In one example from the FinCEN website, BSA information was instrumental in identifying various accounts, wires, deposits, and patterns of activity associated with uncovering an unlicensed money-transmitting business that violated Office of Foreign Asset Control sanctions in regard to a designated country. The individual involved was convicted of operating a hawala value-transfer system from the U.S. to a sanctioned country.
Broad federal anti-ISIL strategies
Shasky Calvery, while not providing further details about such activity, outlined the Treasury’s overall strategy to degrade the ability of ISIL and other terrorist groups, such as al Qaida, to conduct international financial transactions.
First, she said, the government wants to disrupt ISIL’s revenue streams. Second, it seeks to limit what ISIL can do with the funds it collects by restricting access to the international financial system. Finally, it imposes sanctions on ISIL’s leadership and financial facilitators to disrupt their ability to operate.

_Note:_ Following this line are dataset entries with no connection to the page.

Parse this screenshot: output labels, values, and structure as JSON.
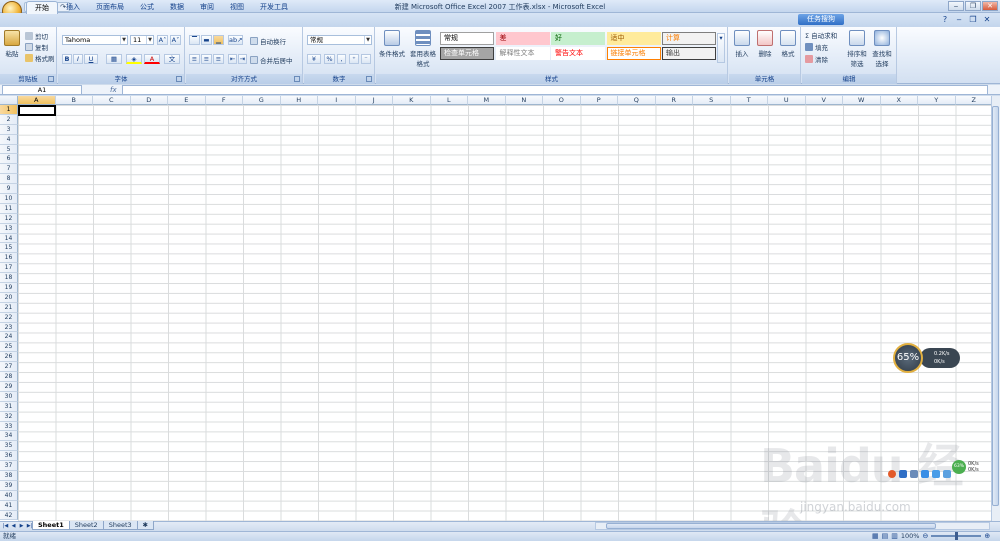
{
  "window": {
    "title": "新建 Microsoft Office Excel 2007 工作表.xlsx - Microsoft Excel",
    "controls": [
      "‒",
      "❐",
      "✕"
    ]
  },
  "quick_access": [
    "💾",
    "↶",
    "↷"
  ],
  "tabs": [
    "开始",
    "插入",
    "页面布局",
    "公式",
    "数据",
    "审阅",
    "视图",
    "开发工具"
  ],
  "active_tab": "开始",
  "sogou_badge": "任务搜狗",
  "ribbon": {
    "clipboard": {
      "paste": "粘贴",
      "cut": "剪切",
      "copy": "复制",
      "format_painter": "格式刷",
      "label": "剪贴板"
    },
    "font": {
      "name": "Tahoma",
      "size": "11",
      "bold": "B",
      "italic": "I",
      "underline": "U",
      "grow": "A˄",
      "shrink": "A˅",
      "label": "字体"
    },
    "alignment": {
      "wrap": "自动换行",
      "merge": "合并后居中",
      "label": "对齐方式"
    },
    "number": {
      "format": "常规",
      "percent": "%",
      "comma": ",",
      "label": "数字"
    },
    "styles": {
      "conditional": "条件格式",
      "table": "套用表格格式",
      "cells": [
        {
          "text": "常规",
          "bg": "#ffffff",
          "color": "#000000",
          "border": "#a0a0a0"
        },
        {
          "text": "差",
          "bg": "#ffc7ce",
          "color": "#9c0006",
          "border": "#ffc7ce"
        },
        {
          "text": "好",
          "bg": "#c6efce",
          "color": "#006100",
          "border": "#c6efce"
        },
        {
          "text": "适中",
          "bg": "#ffeb9c",
          "color": "#9c5700",
          "border": "#ffeb9c"
        },
        {
          "text": "计算",
          "bg": "#f2f2f2",
          "color": "#fa7d00",
          "border": "#7f7f7f"
        },
        {
          "text": "检查单元格",
          "bg": "#a5a5a5",
          "color": "#ffffff",
          "border": "#3f3f3f"
        },
        {
          "text": "解释性文本",
          "bg": "#ffffff",
          "color": "#7f7f7f",
          "border": "#ffffff"
        },
        {
          "text": "警告文本",
          "bg": "#ffffff",
          "color": "#ff0000",
          "border": "#ffffff"
        },
        {
          "text": "链接单元格",
          "bg": "#ffffff",
          "color": "#fa7d00",
          "border": "#ff8001"
        },
        {
          "text": "输出",
          "bg": "#f2f2f2",
          "color": "#3f3f3f",
          "border": "#3f3f3f"
        }
      ],
      "label": "样式"
    },
    "cells_group": {
      "insert": "插入",
      "delete": "删除",
      "format": "格式",
      "label": "单元格"
    },
    "editing": {
      "autosum": "Σ 自动求和",
      "fill": "填充",
      "clear": "清除",
      "sort": "排序和筛选",
      "find": "查找和选择",
      "label": "编辑"
    }
  },
  "namebox": "A1",
  "fx": "fx",
  "columns": [
    "A",
    "B",
    "C",
    "D",
    "E",
    "F",
    "G",
    "H",
    "I",
    "J",
    "K",
    "L",
    "M",
    "N",
    "O",
    "P",
    "Q",
    "R",
    "S",
    "T",
    "U",
    "V",
    "W",
    "X",
    "Y",
    "Z"
  ],
  "rows": [
    "1",
    "2",
    "3",
    "4",
    "5",
    "6",
    "7",
    "8",
    "9",
    "10",
    "11",
    "12",
    "13",
    "14",
    "15",
    "16",
    "17",
    "18",
    "19",
    "20",
    "21",
    "22",
    "23",
    "24",
    "25",
    "26",
    "27",
    "28",
    "29",
    "30",
    "31",
    "32",
    "33",
    "34",
    "35",
    "36",
    "37",
    "38",
    "39",
    "40",
    "41",
    "42"
  ],
  "sheets": [
    "Sheet1",
    "Sheet2",
    "Sheet3"
  ],
  "active_sheet": "Sheet1",
  "status": {
    "text": "就绪",
    "zoom": "100%"
  },
  "widget": {
    "percent": "65%",
    "up": "0.2K/s",
    "down": "0K/s"
  },
  "net_widget": {
    "percent": "63%",
    "up": "0K/s",
    "down": "0K/s"
  },
  "watermark": {
    "brand": "Baidu 经验",
    "url": "jingyan.baidu.com"
  }
}
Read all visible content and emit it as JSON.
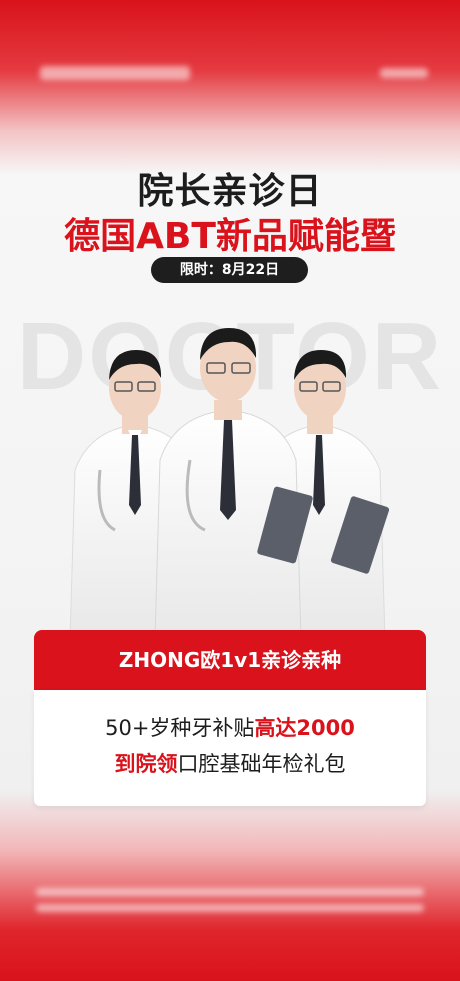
{
  "header": {
    "title_line1": "院长亲诊日",
    "title_line2": "德国ABT新品赋能暨",
    "date_label": "限时：8月22日"
  },
  "watermark": {
    "text": "DOCTOR"
  },
  "offer": {
    "banner": "ZHONG欧1v1亲诊亲种",
    "line1_prefix": "50+岁种牙补贴",
    "line1_highlight": "高达2000",
    "line2_highlight": "到院领",
    "line2_suffix": "口腔基础年检礼包"
  },
  "colors": {
    "brand_red": "#d9121b",
    "text_dark": "#1d1d1d",
    "pill_bg": "#1e1e1e"
  }
}
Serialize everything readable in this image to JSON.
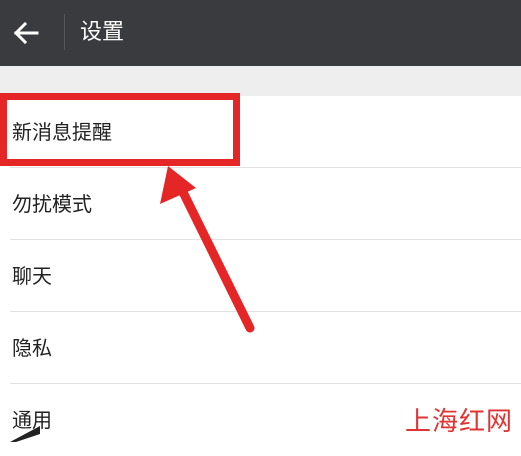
{
  "header": {
    "title": "设置",
    "back_icon": "arrow-left-icon"
  },
  "settings": {
    "items": [
      {
        "label": "新消息提醒"
      },
      {
        "label": "勿扰模式"
      },
      {
        "label": "聊天"
      },
      {
        "label": "隐私"
      },
      {
        "label": "通用"
      }
    ]
  },
  "annotation": {
    "color": "#e52626",
    "highlighted_item": "新消息提醒"
  },
  "watermark": {
    "text": "上海红网"
  },
  "colors": {
    "header_bg": "#3a3b3f",
    "list_bg": "#ffffff",
    "gap_bg": "#eeeeee"
  }
}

“Since ISIL became a prominent international threat, financial institutions have greatly assisted our efforts by reviewing their records for possible terror finance-related activity and focusing their reporting,” said the FinCEN director. “There is great illicit finance expertise throughout industry that is being brought to bear on this issue and it is revealed in the quality of the reporting. FinCEN and our partners have found that this data is vitally important as we identify specific actors and networks or financial institutions that may facilitate terrorist activities.”
On one side note, Shasky Calvery did have a request for financial institution reporters: “Our analysts asked me to request the inclusion of IP addresses in your reporting, whenever possible. We still see them in only a small percentage of the reporting, but find the information extremely actionable.”